The Center for Individual Rights, a conservative non-profit law firm which has fought against affirmative action programs and defended James O’Keefe, filed an amicus brief in U.S. v. Samuel Mullet et al last week. The center argues that the circumstances of the Mullet case don’t meet the requirements of the hate crimes act and should be prohibited by the Religious Freedom Restoration Act.

Mullet, the leader of the breakaway Bergholz Amish clan in Ohio, has been charged alongside eleven co-defendants in a plot to forcibly cut the beards of fellow Amish men for a decision overturning a series of excommunications dealt out by Mullet. All have pleaded not guilty and are challenging the constitutionality of the hate crimes act.

“The fact that it was one group of Amish against another group of Amish just suggests to us that the original design or purpose that Congress may have had in passing this law — which I think is to truly get at bias that is motivated by animus towards an entire group as opposed to a small group of individuals, which I think is what is involved here — may not be properly served in this particular prosecution,” Center for Individual Rights general counsel Michael E. Rosman told TPM.

Rosman, who decided to get involved in the case after a colleague forwarded along DOJ’s announcement of the prosecution, said that an assault like this would have been better handled by the state officials who allowed the feds to take up the Mullet case.

“The mere fact like they don’t feel like it or want to see the feds in action is not a particularly strong reason, in my view, to justify the prosecution,” Rosman said.

Rosman also argues that the Mullet case shouldn’t have raised federal scrutiny because the activity did not have a substantial impact on interstate commerce.

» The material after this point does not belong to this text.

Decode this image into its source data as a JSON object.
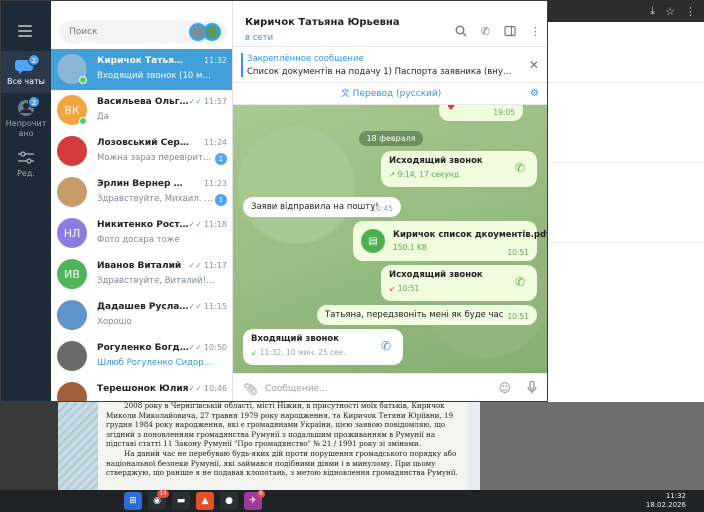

The feds had argued they could get involved under the Commerce Clause because the battery-powered hair clippers and sheers used in the attacks came from out of state and because the accused hired drivers to transport them to and from the location of their alleged assaults.

“Congress put in these hooks but it’s hard to believe that Congress was really worried about a scissors going across state lines 15 years ago, when what’s happening here and what’s being addressed by the statute — in many other cases — very serious violent crimes,” Rosman said. “Congress doesn’t have a general police power to regulate violence.”

The Center also argued that the prosecution shouldn’t go forward under the Religious Freedom Restoration Act.

“By the indictment’s own allegations, defendants here were engaged in conduct that they believed were required by their religious leader and his interpretation of scriptures,” the filing reads. “And while the government has, of course, a compelling interest in the prevention of serious physical attacks, [the Religious Freedom Restoration Act] requires that it have a compelling interest in the specific application of the rule to the defendants.”

Although the Center for Individual Rights “does not condone any assault, it must be acknowledged that the assaults alleged here did not involve grave bodily injury; thus the government’s interest must be deemed less than it would be in such cases,” the filing stated.

The Justice Department, meanwhile, has asked a judge to allow it to respond to the Center for Individuals Rights’ amicus brief and what they said were “erroneous factual assertions regarding the substance of the indictment.”

A jury trial has been scheduled for August 27, 2012.